Vulnerability and Societal Pressures
What stands out most about the surge in cosmetic consults is not vanity so much as vulnerability. It is the moment when a young woman pauses a video of herself and wonders why her smile does not look like the ones she sees everywhere else. It is the slow accumulation of images, comparisons, and "before-and-afters" that make perfectly healthy teeth start to feel insufficient.
Recent findings have shown that teen girls process social media content involving body image differently than their male counterparts. Research from 2022 suggests that teen girls reported using TikTok and Instagram—where there is an abundance of content with strong suggestions about body image and aesthetics—more often, while teenage boys use Twitch, YouTube, and Reddit. One problem with this, says Amanda Raffoul, a researcher at the Harvard T.H. Chan School of Public Health, is "a societal acceptance of body dissatisfaction in teen girls as normal." In a story by The 19th, she explained that this assumption "can create a dangerous environment for teens to engage in social media."
Moving Forward with Awareness
Since young women and girls are exposed to more body criticism online, it is worth having real conversations, offline, about what certain dental procedures entail and whether having one is truly necessary—rather than a byproduct of something seen on an AI-doctored image or in a post from an influencer. In a culture that rewards polish and uniformity, the pressure rarely announces itself outright; it builds gradually, until opting out feels harder than opting in.
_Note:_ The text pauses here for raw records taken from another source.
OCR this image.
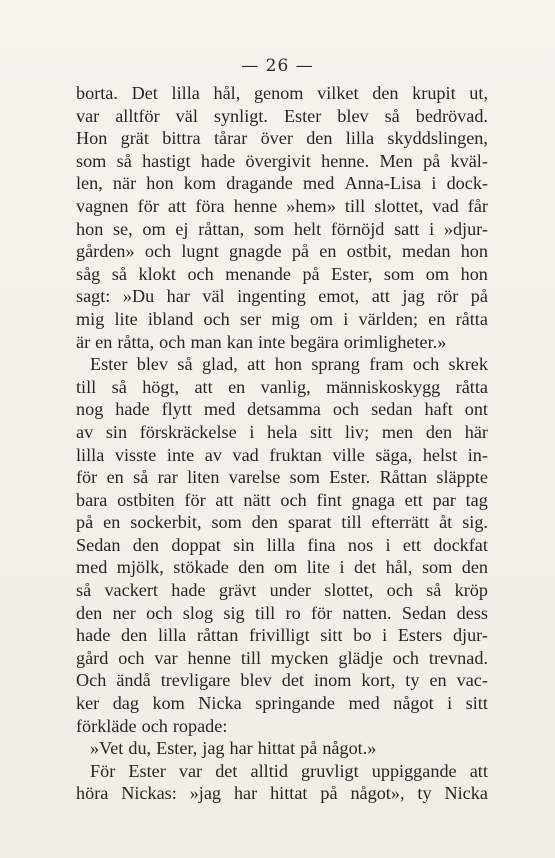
— 26 —
borta. Det lilla hål, genom vilket den krupit ut,
var alltför väl synligt. Ester blev så bedrövad.
Hon grät bittra tårar över den lilla skyddslingen,
som så hastigt hade övergivit henne. Men på kväl-
len, när hon kom dragande med Anna-Lisa i dock-
vagnen för att föra henne »hem» till slottet, vad får
hon se, om ej råttan, som helt förnöjd satt i »djur-
gården» och lugnt gnagde på en ostbit, medan hon
såg så klokt och menande på Ester, som om hon
sagt: »Du har väl ingenting emot, att jag rör på
mig lite ibland och ser mig om i världen; en råtta
är en råtta, och man kan inte begära orimligheter.»
Ester blev så glad, att hon sprang fram och skrek
till så högt, att en vanlig, människoskygg råtta
nog hade flytt med detsamma och sedan haft ont
av sin förskräckelse i hela sitt liv; men den här
lilla visste inte av vad fruktan ville säga, helst in-
för en så rar liten varelse som Ester. Råttan släppte
bara ostbiten för att nätt och fint gnaga ett par tag
på en sockerbit, som den sparat till efterrätt åt sig.
Sedan den doppat sin lilla fina nos i ett dockfat
med mjölk, stökade den om lite i det hål, som den
så vackert hade grävt under slottet, och så kröp
den ner och slog sig till ro för natten. Sedan dess
hade den lilla råttan frivilligt sitt bo i Esters djur-
gård och var henne till mycken glädje och trevnad.
Och ändå trevligare blev det inom kort, ty en vac-
ker dag kom Nicka springande med något i sitt
förkläde och ropade:
»Vet du, Ester, jag har hittat på något.»
För Ester var det alltid gruvligt uppiggande att
höra Nickas: »jag har hittat på något», ty Nicka
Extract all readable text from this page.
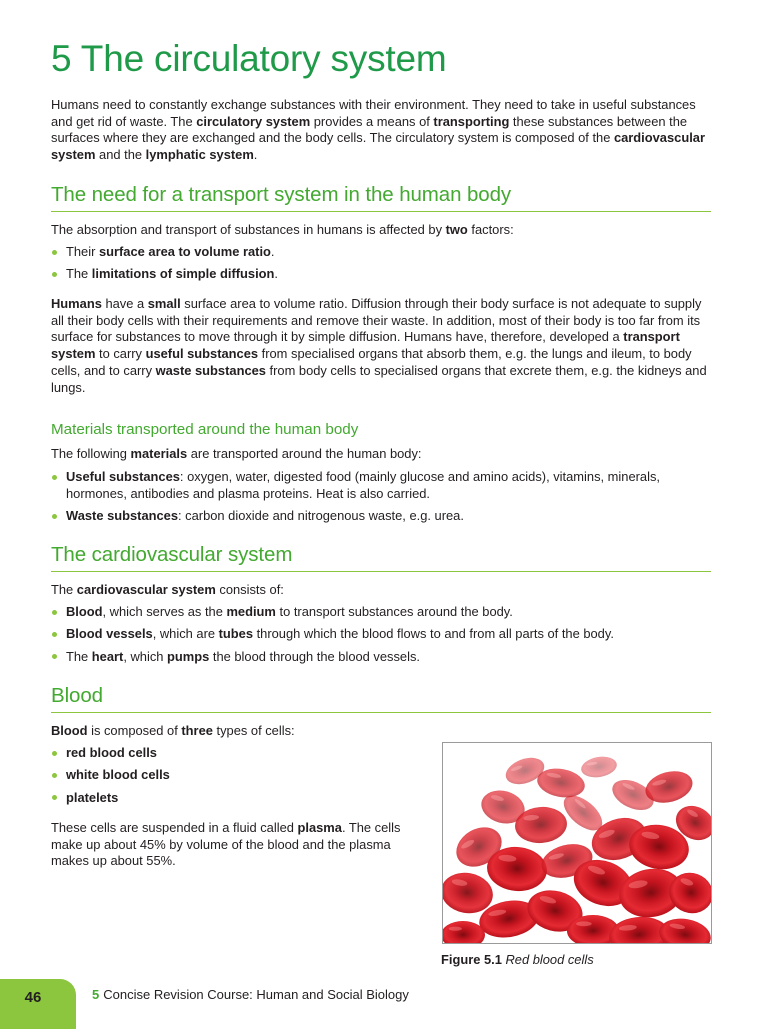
5 The circulatory system

Humans need to constantly exchange substances with their environment. They need to take in useful substances and get rid of waste. The circulatory system provides a means of transporting these substances between the surfaces where they are exchanged and the body cells. The circulatory system is composed of the cardiovascular system and the lymphatic system.

The need for a transport system in the human body

The absorption and transport of substances in humans is affected by two factors:

Their surface area to volume ratio.
The limitations of simple diffusion.

Humans have a small surface area to volume ratio. Diffusion through their body surface is not adequate to supply all their body cells with their requirements and remove their waste. In addition, most of their body is too far from its surface for substances to move through it by simple diffusion. Humans have, therefore, developed a transport system to carry useful substances from specialised organs that absorb them, e.g. the lungs and ileum, to body cells, and to carry waste substances from body cells to specialised organs that excrete them, e.g. the kidneys and lungs.

Materials transported around the human body

The following materials are transported around the human body:

Useful substances: oxygen, water, digested food (mainly glucose and amino acids), vitamins, minerals, hormones, antibodies and plasma proteins. Heat is also carried.
Waste substances: carbon dioxide and nitrogenous waste, e.g. urea.
The cardiovascular system

The cardiovascular system consists of:

Blood, which serves as the medium to transport substances around the body.
Blood vessels, which are tubes through which the blood flows to and from all parts of the body.
The heart, which pumps the blood through the blood vessels.
Blood

Blood is composed of three types of cells:

red blood cells
white blood cells
platelets

These cells are suspended in a fluid called plasma. The cells make up about 45% by volume of the blood and the plasma makes up about 55%.

Figure 5.1 Red blood cells

46	5 Concise Revision Course: Human and Social Biology
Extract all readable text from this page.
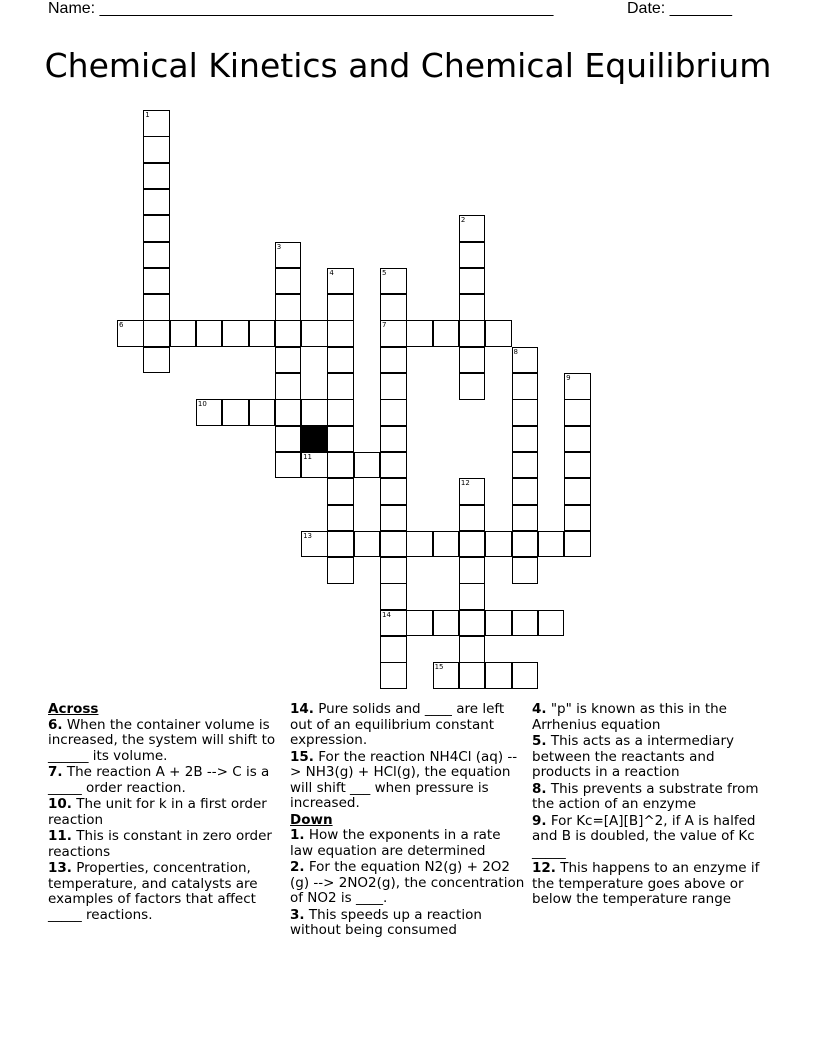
Name: ___________________________________________________	Date: _______
Chemical Kinetics and Chemical Equilibrium
1
2
3
4	5
7
14
6
8
9
10
11
12
13
15

Across

6. When the container volume is increased, the system will shift to ______ its volume.

7. The reaction A + 2B --> C is a _____ order reaction.

10. The unit for k in a first order reaction

11. This is constant in zero order reactions

13. Properties, concentration, temperature, and catalysts are examples of factors that affect _____ reactions.

14. Pure solids and ____ are left out of an equilibrium constant expression.

15. For the reaction NH4Cl (aq) --> NH3(g) + HCl(g), the equation will shift ___ when pressure is increased.

Down

1. How the exponents in a rate law equation are determined

2. For the equation N2(g) + 2O2 (g) --> 2NO2(g), the concentration of NO2 is ____.

3. This speeds up a reaction without being consumed

4. "p" is known as this in the Arrhenius equation

5. This acts as a intermediary between the reactants and products in a reaction

8. This prevents a substrate from the action of an enzyme

9. For Kc=[A][B]^2, if A is halfed and B is doubled, the value of Kc _____

12. This happens to an enzyme if the temperature goes above or below the temperature range
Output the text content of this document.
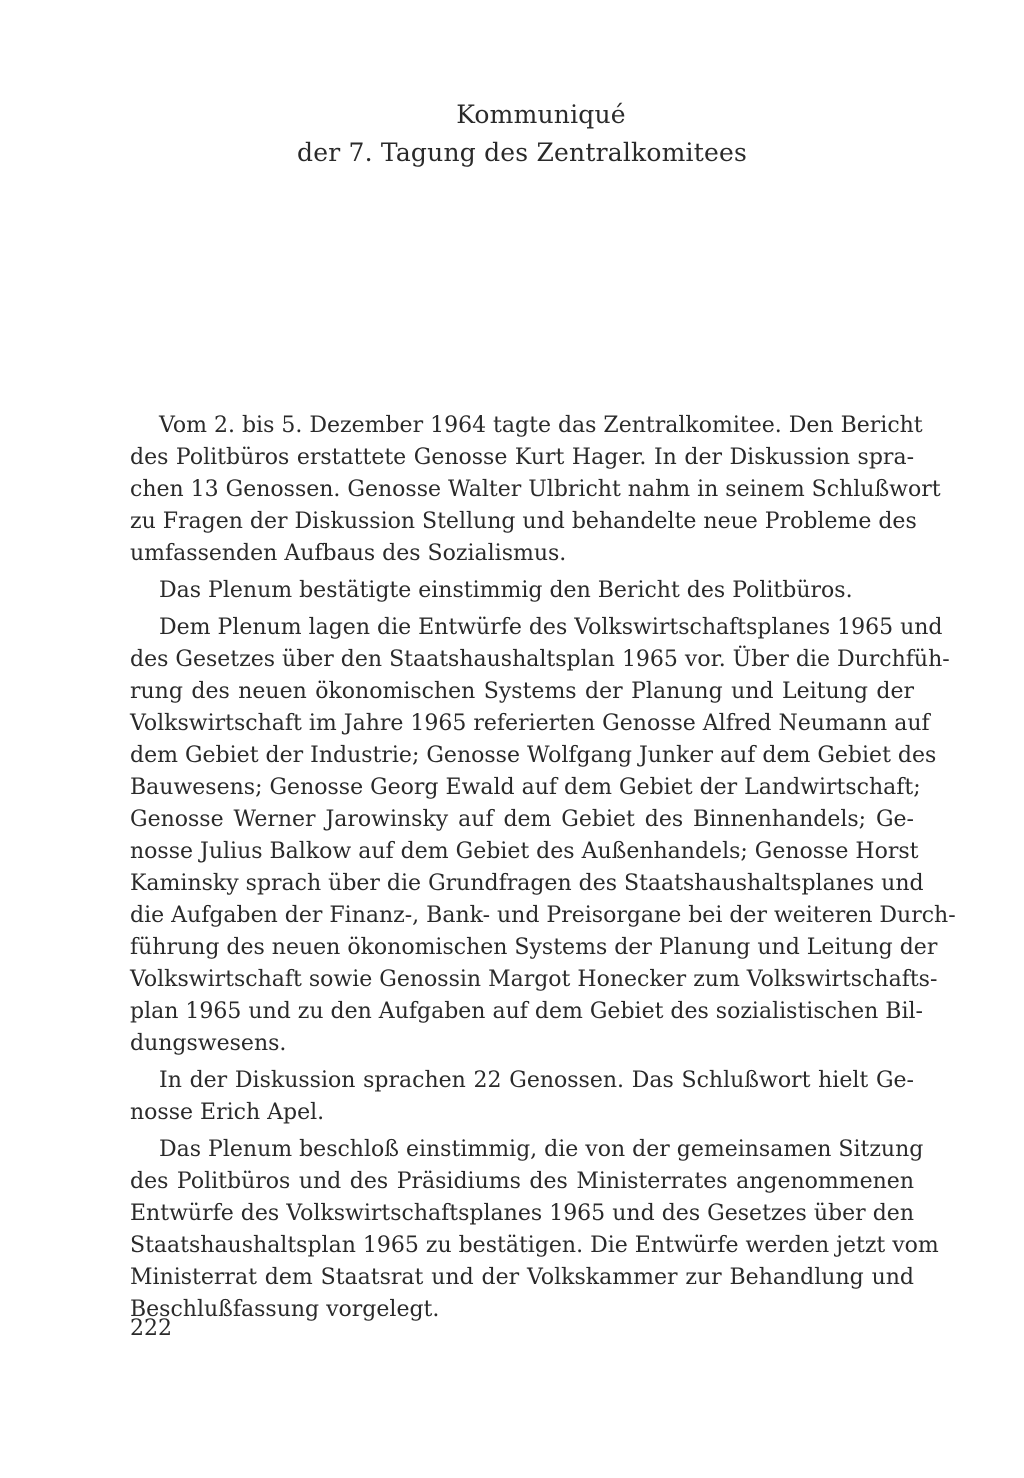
Kommuniqué
der 7. Tagung des Zentralkomitees
Vom 2. bis 5. Dezember 1964 tagte das Zentralkomitee. Den Bericht
des Politbüros erstattete Genosse Kurt Hager. In der Diskussion spra-
chen 13 Genossen. Genosse Walter Ulbricht nahm in seinem Schlußwort
zu Fragen der Diskussion Stellung und behandelte neue Probleme des
umfassenden Aufbaus des Sozialismus.
Das Plenum bestätigte einstimmig den Bericht des Politbüros.
Dem Plenum lagen die Entwürfe des Volkswirtschaftsplanes 1965 und
des Gesetzes über den Staatshaushaltsplan 1965 vor. Über die Durchfüh-
rung des neuen ökonomischen Systems der Planung und Leitung der
Volkswirtschaft im Jahre 1965 referierten Genosse Alfred Neumann auf
dem Gebiet der Industrie; Genosse Wolfgang Junker auf dem Gebiet des
Bauwesens; Genosse Georg Ewald auf dem Gebiet der Landwirtschaft;
Genosse Werner Jarowinsky auf dem Gebiet des Binnenhandels; Ge-
nosse Julius Balkow auf dem Gebiet des Außenhandels; Genosse Horst
Kaminsky sprach über die Grundfragen des Staatshaushaltsplanes und
die Aufgaben der Finanz-, Bank- und Preisorgane bei der weiteren Durch-
führung des neuen ökonomischen Systems der Planung und Leitung der
Volkswirtschaft sowie Genossin Margot Honecker zum Volkswirtschafts-
plan 1965 und zu den Aufgaben auf dem Gebiet des sozialistischen Bil-
dungswesens.
In der Diskussion sprachen 22 Genossen. Das Schlußwort hielt Ge-
nosse Erich Apel.
Das Plenum beschloß einstimmig, die von der gemeinsamen Sitzung
des Politbüros und des Präsidiums des Ministerrates angenommenen
Entwürfe des Volkswirtschaftsplanes 1965 und des Gesetzes über den
Staatshaushaltsplan 1965 zu bestätigen. Die Entwürfe werden jetzt vom
Ministerrat dem Staatsrat und der Volkskammer zur Behandlung und
Beschlußfassung vorgelegt.
222
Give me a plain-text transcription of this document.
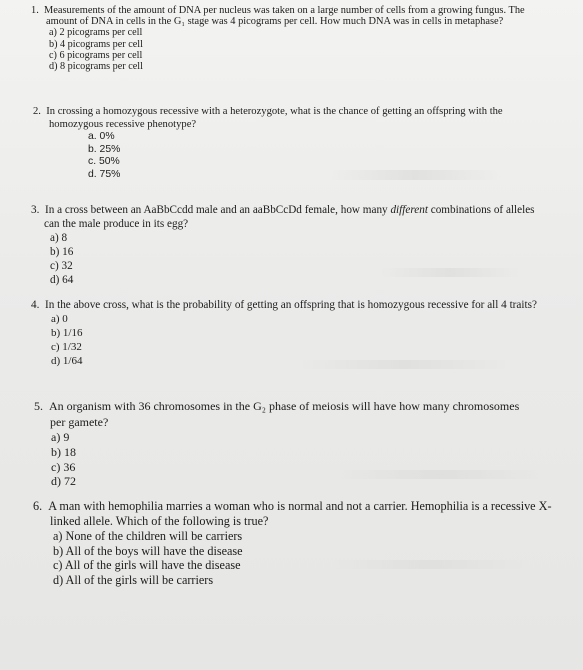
1. Measurements of the amount of DNA per nucleus was taken on a large number of cells from a growing fungus. The amount of DNA in cells in the G₁ stage was 4 picograms per cell. How much DNA was in cells in metaphase?

a) 2 picograms per cell
b) 4 picograms per cell
c) 6 picograms per cell
d) 8 picograms per cell

2. In crossing a homozygous recessive with a heterozygote, what is the chance of getting an offspring with the homozygous recessive phenotype?

a. 0%
b. 25%
c. 50%
d. 75%

3. In a cross between an AaBbCcdd male and an aaBbCcDd female, how many different combinations of alleles can the male produce in its egg?

a) 8
b) 16
c) 32
d) 64

4. In the above cross, what is the probability of getting an offspring that is homozygous recessive for all 4 traits?

a) 0
b) 1/16
c) 1/32
d) 1/64

5. An organism with 36 chromosomes in the G₂ phase of meiosis will have how many chromosomes per gamete?

a) 9
b) 18
c) 36
d) 72

6. A man with hemophilia marries a woman who is normal and not a carrier. Hemophilia is a recessive X-linked allele. Which of the following is true?

a) None of the children will be carriers
b) All of the boys will have the disease
c) All of the girls will have the disease
d) All of the girls will be carriers
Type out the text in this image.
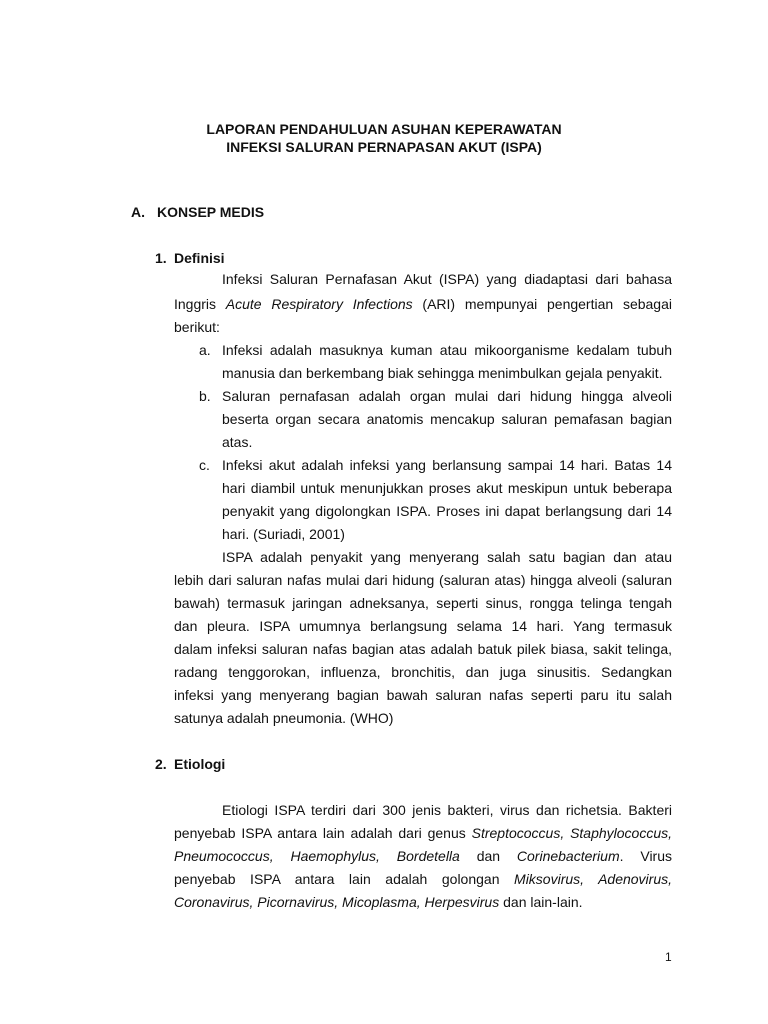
LAPORAN PENDAHULUAN ASUHAN KEPERAWATAN
INFEKSI SALURAN PERNAPASAN AKUT (ISPA)
A. KONSEP MEDIS
1. Definisi
Infeksi Saluran Pernafasan Akut (ISPA) yang diadaptasi dari bahasa
Inggris Acute Respiratory Infections (ARI) mempunyai pengertian sebagai
berikut:
a. Infeksi adalah masuknya kuman atau mikoorganisme kedalam tubuh
manusia dan berkembang biak sehingga menimbulkan gejala penyakit.
b. Saluran pernafasan adalah organ mulai dari hidung hingga alveoli
beserta organ secara anatomis mencakup saluran pemafasan bagian
atas.
c. Infeksi akut adalah infeksi yang berlansung sampai 14 hari. Batas 14
hari diambil untuk menunjukkan proses akut meskipun untuk beberapa
penyakit yang digolongkan ISPA. Proses ini dapat berlangsung dari 14
hari. (Suriadi, 2001)
ISPA adalah penyakit yang menyerang salah satu bagian dan atau
lebih dari saluran nafas mulai dari hidung (saluran atas) hingga alveoli (saluran
bawah) termasuk jaringan adneksanya, seperti sinus, rongga telinga tengah
dan pleura. ISPA umumnya berlangsung selama 14 hari. Yang termasuk
dalam infeksi saluran nafas bagian atas adalah batuk pilek biasa, sakit telinga,
radang tenggorokan, influenza, bronchitis, dan juga sinusitis. Sedangkan
infeksi yang menyerang bagian bawah saluran nafas seperti paru itu salah
satunya adalah pneumonia. (WHO)
2. Etiologi
Etiologi ISPA terdiri dari 300 jenis bakteri, virus dan richetsia. Bakteri
penyebab ISPA antara lain adalah dari genus Streptococcus, Staphylococcus,
Pneumococcus, Haemophylus, Bordetella dan Corinebacterium. Virus
penyebab ISPA antara lain adalah golongan Miksovirus, Adenovirus,
Coronavirus, Picornavirus, Micoplasma, Herpesvirus dan lain-lain.
1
A smile, after all, is not just another aesthetic choice. It is functional, biological, and deeply personal, shaped by genetics, age, and real-life experience. As cosmetic dentistry becomes increasingly normalized for younger patients, the question shifts from whether veneers are beautiful to whether young women are being given enough space—and enough honest information—to decide what they actually want. Sometimes, enhancement is the right choice. But sometimes, the best option is realizing that the smile you already have does not need fixing at all.